Monday 21 May 2012

Birthday resolutions

And so that's it.   I have turned 60.   Time to look back;   time to look forward.   And what are my immediate thoughts?   Well here are five.

In future I will try to do everything with a good grace.  If I have to do something I don't want to do or something I am annoyed at being asked to do, that is no reason not to do it as well as I can with as much enthusiasm as I can.  Others do not need to see my annoyance.   Grumpiness is not helpful.  A smile is.

I must make a new will.   I want to try to protect my future and have enough to live on for many years.    But if I have any assets remaining when I shuffle off this mortal coil, they should go to the person(s) or organisation(s) of my choosing.

Wasting time, when there is so little of it, is not clever.

I should never take the love of others for granted.   I must ensure that I tell people when I love them and tell them when I am grateful for something they have done for me.

Age gives me an opportunity to be the person I am and not the person others want me to be.   I need to take that opportunity.

Tuesday 15 May 2012

Wales

We spent last week at Plas Talgarth near Machynlleth in mid- Wales.  It was a quiet, relaxing week. The weather was atrocious - cold and wet, which rather restricted our ability to get outside into the open air.  Still we got to the top of Snowdon (the easy way), visited Caernarfon Castle, went to Aberdyfi, Aberaeron, Llanberis and Corris. We had good food, some self-cooked, some in restaurants, chilled out and had a reasonable week.  Here are a couple of photos from the week.



Thursday 3 May 2012

Regrets of the Dying

This is the final month before I hit another decade.    So I have started to muse, reminisce, ponder and worry.   Today my thoughts were about regrets and an attempt not to have any.      I dug out an article, written by a palliative nurse, about the biggest regrets people had as they approached death.    I hope I am not at that stage, but I do want to ensure that I don't have these regrets when that moment arrives.   The list is as follows:

1. I wish I'd had the courage to live a life true to myself, not the life others expected of me.
"This was the most common regret of all. When people realise that their life is almost over and look back clearly on it, it is easy to see how many dreams have gone unfulfilled. Most people had not honoured even a half of their dreams and had to die knowing that it was due to choices they had made, or not made. Health brings a freedom very few realise, until they no longer have it."

2. I wish I hadn't worked so hard.
"This came from every male patient that I nursed. They missed their children's youth and their partner's companionship. Women also spoke of this regret, but as most were from an older generation, many of the female patients had not been breadwinners. All of the men I nursed deeply regretted spending so much of their lives on the treadmill of a work existence."
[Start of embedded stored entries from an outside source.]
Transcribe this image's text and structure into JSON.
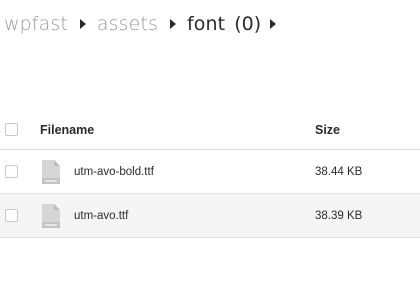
{
  "breadcrumb": {
    "items": [
      "wpfast",
      "assets",
      "font"
    ],
    "count": "(0)"
  },
  "table": {
    "columns": {
      "filename": "Filename",
      "size": "Size"
    },
    "rows": [
      {
        "name": "utm-avo-bold.ttf",
        "size": "38.44 KB",
        "icon": "document-icon"
      },
      {
        "name": "utm-avo.ttf",
        "size": "38.39 KB",
        "icon": "document-icon"
      }
    ]
  },
  "colors": {
    "breadcrumb_inactive": "#9a9a9a",
    "text": "#2b2b2b",
    "hover_row": "#f5f5f5",
    "icon_fill": "#d6d6d6"
  }
}
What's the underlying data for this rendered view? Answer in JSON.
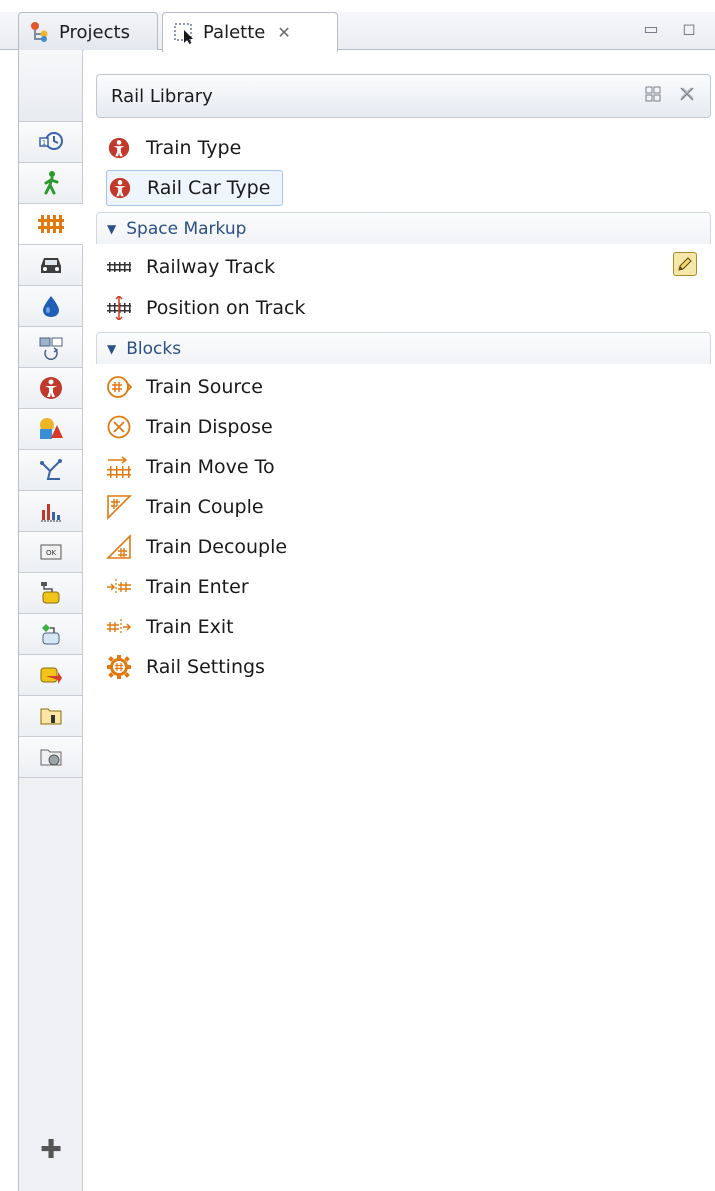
{
  "tabs": [
    {
      "label": "Projects",
      "icon": "projects-icon"
    },
    {
      "label": "Palette",
      "icon": "palette-icon",
      "close": "✕"
    }
  ],
  "window_controls": {
    "minimize": "▭",
    "maximize": "◻"
  },
  "categories": [
    {
      "icon": "process-modeling-icon"
    },
    {
      "icon": "pedestrian-icon"
    },
    {
      "icon": "rail-icon",
      "selected": true
    },
    {
      "icon": "road-traffic-icon"
    },
    {
      "icon": "fluid-icon"
    },
    {
      "icon": "material-handling-icon"
    },
    {
      "icon": "agent-icon"
    },
    {
      "icon": "presentation-icon"
    },
    {
      "icon": "space-markup-icon"
    },
    {
      "icon": "analysis-icon"
    },
    {
      "icon": "controls-icon"
    },
    {
      "icon": "connectivity-icon"
    },
    {
      "icon": "system-dynamics-icon"
    },
    {
      "icon": "statechart-icon"
    },
    {
      "icon": "actions-icon"
    },
    {
      "icon": "pictures-icon"
    }
  ],
  "add_library_label": "✚",
  "library": {
    "title": "Rail Library",
    "top_items": [
      {
        "label": "Train Type",
        "icon": "agent-type-icon"
      },
      {
        "label": "Rail Car Type",
        "icon": "agent-type-icon",
        "selected": true
      }
    ],
    "sections": [
      {
        "title": "Space Markup",
        "items": [
          {
            "label": "Railway Track",
            "icon": "railway-track-icon"
          },
          {
            "label": "Position on Track",
            "icon": "position-on-track-icon"
          }
        ]
      },
      {
        "title": "Blocks",
        "items": [
          {
            "label": "Train Source",
            "icon": "train-source-icon"
          },
          {
            "label": "Train Dispose",
            "icon": "train-dispose-icon"
          },
          {
            "label": "Train Move To",
            "icon": "train-move-to-icon"
          },
          {
            "label": "Train Couple",
            "icon": "train-couple-icon"
          },
          {
            "label": "Train Decouple",
            "icon": "train-decouple-icon"
          },
          {
            "label": "Train Enter",
            "icon": "train-enter-icon"
          },
          {
            "label": "Train Exit",
            "icon": "train-exit-icon"
          },
          {
            "label": "Rail Settings",
            "icon": "rail-settings-icon"
          }
        ]
      }
    ]
  },
  "colors": {
    "accent": "#2b4f86",
    "rail_orange": "#e07a10",
    "agent_red": "#c0392b"
  }
}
3. I wish I'd had the courage to express my feelings.
"Many people suppressed their feelings in order to keep peace with others. As a result, they settled for a mediocre existence and never became who they were truly capable of becoming. Many developed illnesses relating to the bitterness and resentment they carried as a result."

4. I wish I had stayed in touch with my friends.
"Often they would not truly realise the full benefits of old friends until their dying weeks and it was not always possible to track them down. Many had become so caught up in their own lives that they had let golden friendships slip by over the years. There were many deep regrets about not giving friendships the time and effort that they deserved. Everyone misses their friends when they are dying."

5. I wish that I had let myself be happier.
"This is a surprisingly common one. Many did not realise until the end that happiness is a choice. They had stayed stuck in old patterns and habits. The so-called 'comfort' of familiarity overflowed into their emotions, as well as their physical lives. Fear of change had them pretending to others, and to their selves, that they were content, when deep within, they longed to laugh properly and have silliness in their life again."

That gives me something to work on during the next decade.  I think I have already made a start to some of these.  I hope I have.